The old sari-sari store made of nipa was no longer in sight as Tatay Gilbert Godio set foot in his hometown. Everything was wrecked as an unimaginable tragedy hit home.
Long, weary nights came to the Philippines as Typhoon Yolanda, the strongest typhoon recorded in history, wiped out the towns in Eastern Visayas. Strong winds, heavy rains, and towering waves lashed everything in the towns. It crippled the whole region leaving survivors almost hopeless.
Help from everywhere in the world came in, but the victims knew it was just not enough. Left with almost nothing, they needed to face the reality of rebuilding again.
With a little in his savings, Tatay Gilbert started to make use of what was repairable and began their family business again. Along with their sari-sari store, he opened a small bakery that delivers bread to the locals. It may not be the best idea, but he knew they had to move on and continue living.
Day and night, his store continued to serve the neighborhood, but it was not doing well. Until he was invited to join a Hapinoy training designed for small scale entrepreneurs. At first, he was hesitant believing it was just one of the cover ups. But reconciling to himself that nothing will lose if he joins, he attended the training.
“Akala ko kagaya lang siya ng iba na nangangakong tutulong… pero yong kaseryosohan ng Hapinoy na turuan is malaking bagay na yon. Seryoso sila na maging partner ng mga negosyante.”
(I thought it was just the same with the other organizations who promised to help, but the sincerity of Hapinoy to teach us is a big deal. They are serious in partnering with the entrepreneurs.)
Just like the other attendees, Tatay Gilbert is expectant to learn from this training. He actively participates in the workshop as he sees it as an opportunity to learn and grow more in business. His old ways of doing business are challenged by the concepts and practices the training introduces, but with an open mind he tries to absorb and apply it. Dreaming to expand their family business, Tatay Gilbert believes that what he learns from the training will equip him to face larger opportunities.
“Noon nag-ne-negosyo ako, pero walang recording. Sinusulat lang namin yong expenses namin , yong sales namin ng araw, pero hindi na namin na-mo-monitor… Ngayon chini-check ko na yong sa pagsisimula, oras ng pagtatrabaho lahat. Kasi kasama na yon e… aside from nakita ko kung magkano ang kinita namin, yong excess money ko may pinaglalaanan ako kung anong produkto ang pwede kong isunod. Meron na bang kaming sistema.”
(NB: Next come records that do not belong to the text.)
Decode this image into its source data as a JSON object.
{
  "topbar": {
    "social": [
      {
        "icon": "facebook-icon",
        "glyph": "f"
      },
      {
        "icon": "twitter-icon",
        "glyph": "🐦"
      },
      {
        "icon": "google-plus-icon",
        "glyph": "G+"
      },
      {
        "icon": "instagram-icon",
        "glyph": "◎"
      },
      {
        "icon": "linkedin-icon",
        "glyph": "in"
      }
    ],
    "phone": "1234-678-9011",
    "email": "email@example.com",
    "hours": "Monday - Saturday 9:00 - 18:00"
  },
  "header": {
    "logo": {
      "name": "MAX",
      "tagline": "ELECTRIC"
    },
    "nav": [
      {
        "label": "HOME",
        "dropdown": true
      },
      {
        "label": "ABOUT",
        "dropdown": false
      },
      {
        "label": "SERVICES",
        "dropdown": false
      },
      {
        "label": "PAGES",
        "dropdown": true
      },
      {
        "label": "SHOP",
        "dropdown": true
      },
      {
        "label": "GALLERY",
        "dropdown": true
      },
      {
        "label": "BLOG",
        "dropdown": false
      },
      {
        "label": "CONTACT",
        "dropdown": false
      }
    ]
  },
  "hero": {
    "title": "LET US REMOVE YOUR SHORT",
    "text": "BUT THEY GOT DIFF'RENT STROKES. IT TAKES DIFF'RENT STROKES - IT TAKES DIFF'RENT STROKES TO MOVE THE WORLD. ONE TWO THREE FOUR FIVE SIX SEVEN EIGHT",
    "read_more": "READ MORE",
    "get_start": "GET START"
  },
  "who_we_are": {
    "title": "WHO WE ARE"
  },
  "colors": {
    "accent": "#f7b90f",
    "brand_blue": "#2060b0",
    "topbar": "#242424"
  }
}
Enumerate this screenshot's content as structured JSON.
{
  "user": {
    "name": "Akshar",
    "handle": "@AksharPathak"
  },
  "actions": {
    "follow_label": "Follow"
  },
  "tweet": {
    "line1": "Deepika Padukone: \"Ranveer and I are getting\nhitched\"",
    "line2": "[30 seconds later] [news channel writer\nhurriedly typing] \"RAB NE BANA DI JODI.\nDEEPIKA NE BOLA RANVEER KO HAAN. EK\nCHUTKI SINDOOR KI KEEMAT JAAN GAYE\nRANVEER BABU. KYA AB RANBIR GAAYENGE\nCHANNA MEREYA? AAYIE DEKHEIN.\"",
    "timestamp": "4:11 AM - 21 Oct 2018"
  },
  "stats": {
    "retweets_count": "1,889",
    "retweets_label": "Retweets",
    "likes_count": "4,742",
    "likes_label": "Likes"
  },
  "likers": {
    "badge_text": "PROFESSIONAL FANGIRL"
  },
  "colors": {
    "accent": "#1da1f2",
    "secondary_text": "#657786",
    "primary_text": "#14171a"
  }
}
(I was doing business before without the records. I was just listing the expenses and the sales for the day, but I was not monitoring. Now, I regularly check when we start working, everything, because I learned that it’s all included. Aside from seeing how much money we make, I learned to save my excess money for other products we can explore. We have had a system.)
This training that involves Sari-Sari Store owners like Tatay Gilbert is part of the Bagong Araw: Rebuilding through Microinsurance and Women’s Microenterprises in the Philippines (PREMIUM) Project focused on helping areas affected by Typhoon Yolanda. Behind this initiative is the commitment of the Global Affairs Canada with the Microventures Foundation, along with the Center for Agricultural and Rural Development Inc. and the RIMANSI Organization for Asia and the Pacific Inc., as the implementing partners. It aims to equip and empower micro-entrepreneurs as they move forward in creating resilient and sustainable businesses to further improve their economic well-being.
With different forms of help they receive after Typhoon Yolanda, the whole region is breathing again, letting time heal all the pains. The ray of hope has continued to dawn in their land.